What exactly is the Jordan Canonical Form for the following matrix?

Question

Here is the matrix I am trying to find its JCF:

$$ \begin{pmatrix} 1 & 2 & 0 & 0\\ 0 & 1 & 2 & 0\\ 0 & 0 & 1 & 2\\ 0 & 0 & 0 & 1 \end{pmatrix} $$ I found that its characteristic polynomial is $(\lambda - 1)^4$ and hence it has eigenvalue 1 with multiplicity four then the four conjugacy classes corresponding to its minimal polynomial are $$ \begin{pmatrix} 1 & 0 & 0 & 0\\ 0 & 1 & 0 & 0\\ 0 & 0 & 1 & 0\\ 0 & 0 & 0 & 1 \end{pmatrix} $$ (corresponding to if the minimal polynomial is $\lambda -1 $) Or $$ \begin{pmatrix} 1 & 1 & 0 & 0\\ 0 & 1 & 0 & 0\\ 0 & 0 & 1 & 0\\ 0 & 0 & 0 & 1 \end{pmatrix} $$ (corresponding to if the minimal polynomial is ($\lambda -1 )^2$) Or

$$ \begin{pmatrix} 1 & 1 & 0 & 0\\ 0 & 1 & 1 & 0\\ 0 & 0 & 1 & 0\\ 0 & 0 & 0 & 1 \end{pmatrix} $$ (corresponding to if the minimal polynomial is ($\lambda -1 )^3$)

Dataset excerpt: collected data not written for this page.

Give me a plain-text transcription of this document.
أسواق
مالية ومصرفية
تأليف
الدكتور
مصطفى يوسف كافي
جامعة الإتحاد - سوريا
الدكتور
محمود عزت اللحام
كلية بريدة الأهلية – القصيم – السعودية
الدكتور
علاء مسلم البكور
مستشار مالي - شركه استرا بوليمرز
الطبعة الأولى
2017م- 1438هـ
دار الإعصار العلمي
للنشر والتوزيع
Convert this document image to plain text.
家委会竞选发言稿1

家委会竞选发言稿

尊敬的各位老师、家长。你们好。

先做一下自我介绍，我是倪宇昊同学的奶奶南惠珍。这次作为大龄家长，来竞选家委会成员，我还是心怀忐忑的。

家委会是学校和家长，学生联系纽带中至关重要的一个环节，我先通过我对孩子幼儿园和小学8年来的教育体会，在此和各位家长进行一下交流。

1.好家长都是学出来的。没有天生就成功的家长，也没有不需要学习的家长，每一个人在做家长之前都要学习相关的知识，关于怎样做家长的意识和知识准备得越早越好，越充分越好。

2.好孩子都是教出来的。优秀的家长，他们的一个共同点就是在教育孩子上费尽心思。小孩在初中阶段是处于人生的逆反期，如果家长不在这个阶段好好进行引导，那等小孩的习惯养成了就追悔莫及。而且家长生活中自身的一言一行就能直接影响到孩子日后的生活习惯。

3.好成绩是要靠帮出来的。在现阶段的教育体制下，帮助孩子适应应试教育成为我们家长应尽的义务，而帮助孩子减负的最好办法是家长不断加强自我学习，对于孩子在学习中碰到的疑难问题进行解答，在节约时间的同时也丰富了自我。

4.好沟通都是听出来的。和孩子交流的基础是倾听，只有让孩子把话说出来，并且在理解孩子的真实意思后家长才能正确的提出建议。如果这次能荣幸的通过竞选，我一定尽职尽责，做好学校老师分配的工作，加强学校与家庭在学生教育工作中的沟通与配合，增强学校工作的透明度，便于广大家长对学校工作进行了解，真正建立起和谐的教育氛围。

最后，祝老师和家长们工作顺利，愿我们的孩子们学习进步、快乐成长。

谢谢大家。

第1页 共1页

$$ \begin{pmatrix} 1 & 1 & 0 & 0\\ 0 & 1 & 1 & 0\\ 0 & 0 & 1 & 1\\ 0 & 0 & 0 & 1 \end{pmatrix} $$ (corresponding to if the minimal polynomial is ($\lambda -1 )^4$)

But then why should I conclude that the JCF of A is $$ \begin{pmatrix} 1 & 1 & 0 & 0\\ 0 & 1 & 1 & 0\\ 0 & 0 & 1 & 1\\ 0 & 0 & 0 & 1 \end{pmatrix} $$ ? Could anyone clarify this to me or at least tell me what should I do next to arrive to the correct JCF?

Answer 1

From here you should work with geometric multiplicity and minimal polynomial.

Geometric multiplicity

We have to calculate the dimension of the eigenspace relative to $\lambda = 1$, so we have to compute $\dim(Ker(A -\lambda I))$ where $A$ is your matrix. We have $$A -\lambda I = \begin{pmatrix} 0 & 2 & 0 & 0 \\ 0 & 0 & 2 & 0 \\ 0 & 0 & 0 & 2 \\ 0 & 0 & 0 & 0 \\ \end{pmatrix}$$ We can rapidly conclude that this eigenspace is generated by $v = (0, 0, 0, 1)^T$ so the geometric multiplicity (corresponding to the number of Jordan block for $\lambda = 1$) is one $\implies$ one Jordan block. So in this case we end because the canonical jordan form is $$J = \begin{pmatrix} 1 & 1 & 0 & 0 \\ 0 & 1 & 1 & 0 \\ 0 & 0 & 1 & 1 \\ 0 & 0 & 0 & 1 \\ \end{pmatrix}$$

Minimal Polynomial

In this case we don't need to investigate any further but if for example geometric multiplicity of $\lambda = 1$ is equal to $2$, the we have to evaluate the minimal polynomial and the algebraic multiplicity is the dimension of the biggest Jordan block. If we want to evaluate minimal polynomial we should consider that shares the same roots of characteristic polynomial. As you point out we have four possibilities

1. $\lambda-1$
2. $(\lambda-1)^2$
3. $(\lambda-1)^3$
4. $(\lambda-1)^4$

And be the minimal polynomial $p_A(\lambda)$ for our matrix $A$, means that $p_A(A)=0$ (forgive me for this little notation abuse). After some calculation you should obtain that in this case minimal and characteristic polynomial coincide. We conclude that the dimension of the biggest Jordan Block is $4$, as deduced above. Hope this helps!